4 Discussion and Conclusions

Estonia has almost 100 years of history in forest inventory and, therefore, the directive for unifying data collected by companies is well-documented. Inventory and stand variable calculations are carried out according to the FII, and management operations are selected if needed according to the IFM.

For long-term projections of available forest resources using the traditional management regime, a development manual is available for constructing a stand level growth simulator based on SFI data. The advantage of using SFI data is that 80% of Estonian forests are covered by this inventory system; however, the disadvantage is that these data can be outdated because forest management has as long as 10 years to re-acquire data and because data are not rapidly updated after cutting. On the other hand, the advantage of the NFI data is that the sample plots that are measured in the same year form a systematic sample of the entire country and, therefore, are more reliable for country level statistics of forest resources. Nevertheless, only one sample plot per 1000 ha is measured which makes these data unsuitable for small, single-owner, parcel-level simulations .

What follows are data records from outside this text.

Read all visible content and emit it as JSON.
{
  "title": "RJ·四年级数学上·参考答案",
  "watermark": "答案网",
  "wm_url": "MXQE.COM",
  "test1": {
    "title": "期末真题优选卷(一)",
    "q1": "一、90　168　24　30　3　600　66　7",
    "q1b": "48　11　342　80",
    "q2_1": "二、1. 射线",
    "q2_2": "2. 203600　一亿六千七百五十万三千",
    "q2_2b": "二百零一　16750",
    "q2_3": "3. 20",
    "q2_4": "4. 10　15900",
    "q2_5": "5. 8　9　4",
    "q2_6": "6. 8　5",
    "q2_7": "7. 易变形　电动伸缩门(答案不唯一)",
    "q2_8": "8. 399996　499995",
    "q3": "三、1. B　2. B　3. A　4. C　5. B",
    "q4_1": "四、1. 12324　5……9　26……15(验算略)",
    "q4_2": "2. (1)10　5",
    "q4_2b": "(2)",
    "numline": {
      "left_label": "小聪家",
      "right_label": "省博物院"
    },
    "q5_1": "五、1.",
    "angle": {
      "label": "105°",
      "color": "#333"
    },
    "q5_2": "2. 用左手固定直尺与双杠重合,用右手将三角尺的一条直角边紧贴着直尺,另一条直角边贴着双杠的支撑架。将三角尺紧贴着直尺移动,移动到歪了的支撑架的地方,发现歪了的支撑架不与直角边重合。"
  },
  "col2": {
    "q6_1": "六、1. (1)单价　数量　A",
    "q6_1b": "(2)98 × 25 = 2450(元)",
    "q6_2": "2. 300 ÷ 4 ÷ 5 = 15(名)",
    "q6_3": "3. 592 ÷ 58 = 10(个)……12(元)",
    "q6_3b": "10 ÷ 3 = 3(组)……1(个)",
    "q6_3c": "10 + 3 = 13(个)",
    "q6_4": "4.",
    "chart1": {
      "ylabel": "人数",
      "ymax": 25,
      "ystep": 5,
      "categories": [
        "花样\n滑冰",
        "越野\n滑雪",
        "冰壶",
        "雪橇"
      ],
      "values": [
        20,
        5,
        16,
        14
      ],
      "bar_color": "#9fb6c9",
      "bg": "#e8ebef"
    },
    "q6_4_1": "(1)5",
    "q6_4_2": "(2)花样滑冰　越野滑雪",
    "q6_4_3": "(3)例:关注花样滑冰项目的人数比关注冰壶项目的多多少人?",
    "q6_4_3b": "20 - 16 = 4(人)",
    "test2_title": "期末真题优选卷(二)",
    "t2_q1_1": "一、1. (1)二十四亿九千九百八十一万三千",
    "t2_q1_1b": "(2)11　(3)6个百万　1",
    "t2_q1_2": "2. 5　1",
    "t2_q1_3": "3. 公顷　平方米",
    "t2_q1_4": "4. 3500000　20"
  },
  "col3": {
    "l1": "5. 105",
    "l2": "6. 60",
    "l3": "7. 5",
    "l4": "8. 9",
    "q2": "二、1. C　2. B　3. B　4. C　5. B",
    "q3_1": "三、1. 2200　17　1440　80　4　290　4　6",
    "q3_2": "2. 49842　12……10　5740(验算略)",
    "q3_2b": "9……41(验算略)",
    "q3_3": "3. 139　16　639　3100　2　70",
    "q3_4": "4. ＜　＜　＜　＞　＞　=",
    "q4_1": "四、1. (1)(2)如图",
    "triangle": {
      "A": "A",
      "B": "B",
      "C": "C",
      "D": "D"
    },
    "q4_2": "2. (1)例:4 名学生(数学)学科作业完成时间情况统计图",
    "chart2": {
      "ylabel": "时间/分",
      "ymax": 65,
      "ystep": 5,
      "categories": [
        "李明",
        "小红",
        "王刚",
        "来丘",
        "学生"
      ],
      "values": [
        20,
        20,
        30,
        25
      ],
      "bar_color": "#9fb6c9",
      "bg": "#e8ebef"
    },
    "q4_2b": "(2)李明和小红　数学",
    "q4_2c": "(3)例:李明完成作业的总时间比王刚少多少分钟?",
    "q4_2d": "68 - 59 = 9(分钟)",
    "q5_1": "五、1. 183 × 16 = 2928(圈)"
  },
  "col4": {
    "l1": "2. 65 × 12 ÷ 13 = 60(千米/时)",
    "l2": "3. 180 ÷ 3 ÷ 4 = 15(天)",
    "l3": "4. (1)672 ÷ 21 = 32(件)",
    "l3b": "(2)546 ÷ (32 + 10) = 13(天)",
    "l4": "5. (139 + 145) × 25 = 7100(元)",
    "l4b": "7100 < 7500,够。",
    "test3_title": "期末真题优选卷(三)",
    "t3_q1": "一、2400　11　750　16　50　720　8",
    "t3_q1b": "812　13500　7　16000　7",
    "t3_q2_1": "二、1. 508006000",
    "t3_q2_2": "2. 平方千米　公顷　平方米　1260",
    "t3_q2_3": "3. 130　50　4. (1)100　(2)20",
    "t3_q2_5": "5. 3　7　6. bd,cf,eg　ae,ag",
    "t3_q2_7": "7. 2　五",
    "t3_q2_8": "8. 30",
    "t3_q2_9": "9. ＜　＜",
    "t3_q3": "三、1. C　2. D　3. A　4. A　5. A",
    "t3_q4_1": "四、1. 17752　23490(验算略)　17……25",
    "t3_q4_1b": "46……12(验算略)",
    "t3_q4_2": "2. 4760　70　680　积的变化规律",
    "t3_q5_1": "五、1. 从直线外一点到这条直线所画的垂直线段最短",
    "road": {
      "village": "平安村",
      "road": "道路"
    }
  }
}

No long-term forest resources projection has been made for the whole of Estonia, primarily because the total growing stock has increased by 249% over the last 50 years due to forest area increase and average growing volume per ha increase. Therefore, any projections based on today’s data could give results that are in error by more than 100%.

The simulation is used mainly for long-term cash flow prediction for private forest owners about their forest land. In forest science, the simulations are also used in different analyses for selecting final felling age , using management rules, etc. The Copernicus Project (European Space Agency) increases the opportunity to combine remote sensing (radar and multi-spectral imagery) and NFI data for analyses of issues such as land change and forest mosaic which will hopefully result in the development of a new wood availability simulation tool capable of combining NFI and remote sensing data.